CDC proposes one-time test for hepatitis C for baby boomers

According to the Centers for Disease Control and Prevention, anyone born from 1945 to 1965 should get tested for hepatitis C.

The recent increase in deaths among baby boomers in the United States has created an emphasis in Canada on diagnosing and treating the disease. In fact, doctors are recommending that boomers get tested for it at least once.

Why the sudden increase of cases? Boomers grew up in the 60s experimental drug culture before the disease was on anyone’s radar, experts say. Which means that many who experimented with drugs just once or twice could have been infected without knowing it.

Hepatitis C is most commonly contracted through infected needles. But many boomers, and Canadians in general, may have contracted hepatitis C from blood transfusions prior to the 1990s, when donated blood wasn’t tested for the disease.

If left untreated, it can lead to inflammation of the liver, organ scarring, cirrhosis of the liver and even liver cancer.

Symptoms often don’t occur until there is liver failure (which occurs 20 to 30 years after originally contracting hepatitis C). Many boomers are just coming to realize they have the disease, which accounts for the recent increase in diagnosis.

Toronto Western Hospital’s Dr. David Wong, director of the liver clinic, told the CBC, “They’re now trying to say if you’re born between 1945 and 1965 — that is a baby boomer — you actually have a reasonable chance of having hepatitis C in North America. All of those people should routinely get hep C testing at least once.”

The death count is on the rise, surpassing the number of deaths from HIV. In the US, 15,000 deaths were caused by hepatitis C, while 13,000 were caused by HIV.

The American Center for Disease Control and Prevention notes that three per cent of baby boomers are infected, and most are unaware that the disease is causing damage.

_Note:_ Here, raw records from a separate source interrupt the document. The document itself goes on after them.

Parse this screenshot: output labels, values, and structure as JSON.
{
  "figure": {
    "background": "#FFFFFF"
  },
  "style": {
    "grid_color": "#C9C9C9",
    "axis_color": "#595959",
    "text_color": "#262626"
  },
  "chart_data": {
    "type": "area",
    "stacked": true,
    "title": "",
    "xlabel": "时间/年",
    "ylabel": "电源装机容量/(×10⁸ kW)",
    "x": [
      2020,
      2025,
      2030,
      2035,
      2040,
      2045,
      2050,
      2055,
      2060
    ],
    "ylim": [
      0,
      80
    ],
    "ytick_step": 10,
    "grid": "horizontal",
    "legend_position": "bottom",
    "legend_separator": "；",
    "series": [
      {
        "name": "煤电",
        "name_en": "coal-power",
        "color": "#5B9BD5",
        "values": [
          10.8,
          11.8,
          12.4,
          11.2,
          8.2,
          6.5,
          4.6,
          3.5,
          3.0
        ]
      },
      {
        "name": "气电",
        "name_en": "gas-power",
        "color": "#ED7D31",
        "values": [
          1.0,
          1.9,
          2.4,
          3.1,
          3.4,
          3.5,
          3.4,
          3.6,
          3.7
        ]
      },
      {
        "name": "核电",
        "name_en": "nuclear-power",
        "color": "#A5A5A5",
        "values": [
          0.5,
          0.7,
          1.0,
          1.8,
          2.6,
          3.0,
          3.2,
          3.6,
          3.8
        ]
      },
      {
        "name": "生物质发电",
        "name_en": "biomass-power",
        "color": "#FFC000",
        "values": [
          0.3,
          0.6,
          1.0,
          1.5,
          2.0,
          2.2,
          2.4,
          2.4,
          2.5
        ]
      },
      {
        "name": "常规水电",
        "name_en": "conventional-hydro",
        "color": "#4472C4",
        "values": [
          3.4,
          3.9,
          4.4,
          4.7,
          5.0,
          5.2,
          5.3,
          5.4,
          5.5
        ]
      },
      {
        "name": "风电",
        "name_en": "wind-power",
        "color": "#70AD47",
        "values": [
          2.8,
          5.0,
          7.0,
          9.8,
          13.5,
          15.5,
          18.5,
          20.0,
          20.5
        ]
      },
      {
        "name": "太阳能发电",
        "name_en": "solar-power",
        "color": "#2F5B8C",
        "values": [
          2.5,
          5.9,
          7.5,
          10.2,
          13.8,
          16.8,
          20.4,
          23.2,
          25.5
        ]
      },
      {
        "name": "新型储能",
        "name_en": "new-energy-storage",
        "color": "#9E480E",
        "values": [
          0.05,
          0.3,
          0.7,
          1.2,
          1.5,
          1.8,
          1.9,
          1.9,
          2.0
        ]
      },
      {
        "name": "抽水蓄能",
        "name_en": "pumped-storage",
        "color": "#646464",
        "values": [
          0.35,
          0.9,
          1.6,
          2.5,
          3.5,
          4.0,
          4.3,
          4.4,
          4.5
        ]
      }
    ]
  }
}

One of these boomers is Shane Carr of Muskoka, who believes he contracted the disease 26 years ago after a doctor in Mexico gave him an injection using a dirty needle. He had always been healthy, and only found out he had contracted it last year after his insurance company required a blood test.

“My liver was basically scarred completely and I was in very grave condition,” he told CBC.

Carr is being treated by Wong with an expensive new drug called telaprevir that has a cure rate of about 70 per cent. The side effects include anemia, skin rashes, and gastrointestinal problems, but they are much cheaper and easier to acquire than a liver transplant for those in advanced stages of the disease. About 30 per cent of people who need a transplant die while waiting for a liver. Wong notes that better drugs will likely be available in the next two to three years.

In Ontario, hepatitis C is the leading cause of premature death from infectious disease. Nearly a quarter of a million Canadians have contracted it.